Becoming increasingly popular are various forms of streaming media services – Last.FM has personalised radio stations I can tune into on my phone, the BBC has their iPlayer which allows me to catch up on BBC TV (or radio) programmes I’ve missed, and my film rental service even has a streaming service that allows me to watch films without being worried about discs being mailed to me. All very cool of course, and it’s even quite handy but there are a few problems that need to be solved before streaming services can beat having the real disc – compact disc for music and blueray for films.
We sometimes look at these services under the best of conditions and rarely consider how they would work under the worst of conditions.
Firstly there is the quality issue. Whilst streaming music may well approach the quality of CDs, films and other forms of video are a long way from being of the same quality of the discs – sometimes not even getting close to the quality of DVDs when Bluerays are the quality to aim for.
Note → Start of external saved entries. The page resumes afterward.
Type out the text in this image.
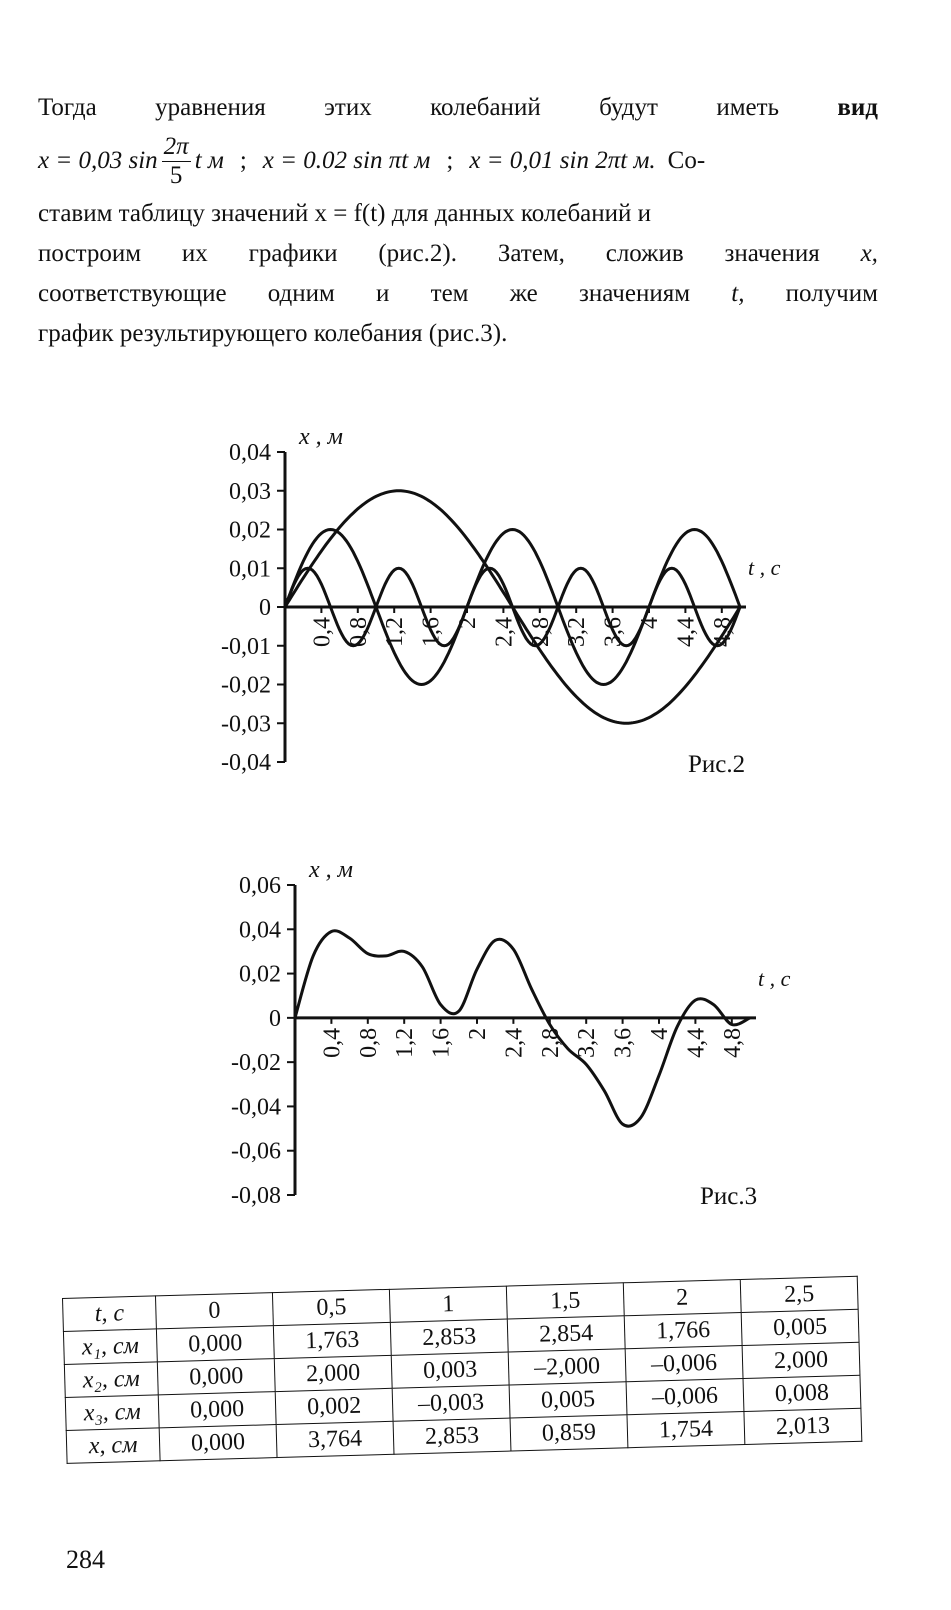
Тогда уравнения этих колебаний будут иметь вид
x = 0,03 $\sin \frac{2\pi}{5}$ t м ; x = 0.02 sin πt м ; x = 0,01 sin 2πt м. Со-
ставим таблицу значений x = f(t) для данных колебаний и
построим их графики (рис.2). Затем, сложив значения x,
соответствующие одним и тем же значениям t, получим
график результирующего колебания (рис.3).
0,04
0,03
0,02
0,01
0
-0,01
-0,02
-0,03
-0,04
0,4 0,8 1,2 1,6 2 2,4 2,8 3,2 3,6 4 4,4 4,8
x , м
t , с
Рис.2
0,06
0,04
0,02
0
-0,02
-0,04
-0,06
-0,08
0,4 0,8 1,2 1,6 2 2,4 2,8 3,2 3,6 4 4,4 4,8
x , м
t , с
Рис.3
t, с	0	0,5	1	1,5	2	2,5
x₁, см	0,000	1,763	2,853	2,854	1,766	0,005
x₂, см	0,000	2,000	0,003	–2,000	–0,006	2,000
x₃, см	0,000	0,002	–0,003	0,005	–0,006	0,008
x, см	0,000	3,764	2,853	0,859	1,754	2,013
284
Sure it is no big deal – the convenience of online streaming makes up for the quality to a certain extent, but it does not replace the need for quality.
Secondly, reliability is an issue. Not only does streaming media (even audio) have a tendency to stutter to the point where listening or watching becomes unbearable, but sometimes streaming services just crash through being overloaded – very frustrating when it is half-way through a film. In theory most of our network connections have more than enough bandwidth to support streaming media – at least audio. In fact my own network connection is good enough for streaming video with just the occasional stutter – maybe just once an hour – and of course the occasional stutter may well because of other activity on my network. I do after all have people visiting my “server under the stairs” for blog postings and photographs on a regular basis.
However my wireless network is sufficiently bad that even streaming audio can get very bad in the evening. Not the fault of the streaming media companies that I live in a very dense environment with lots of wireless “noise”, but it still means that I tend to avoid using wireless networking except on devices where there is no choice. And on those devices I have sometimes been forced to put them away, or switch to using 3G.
It would be helpful if media streaming companies allowed people to buffer larger amounts of the media stream to assist in this. I would not mind waiting 10 minutes for a buffer to fill up to ensure that I could watch a film all the way through without stuttering. Or indeed wait 60s for an audio stream to buffer.
On the subject of media servers crashing, it is a little hard to see what can be done about this. The obvious thing is that streaming media companies need to be very careful about the code they write (or buy) to increase reliability. Software always has bugs, but increasing the importance of bug destruction would be very wise. Less obvious is to measure how reliable the media servers are at various loads, and limit the load to the level they can support reliably.
A message saying “please wait for an available film slot” is better by far than trying to start playing a film only to have it drop out half-way through!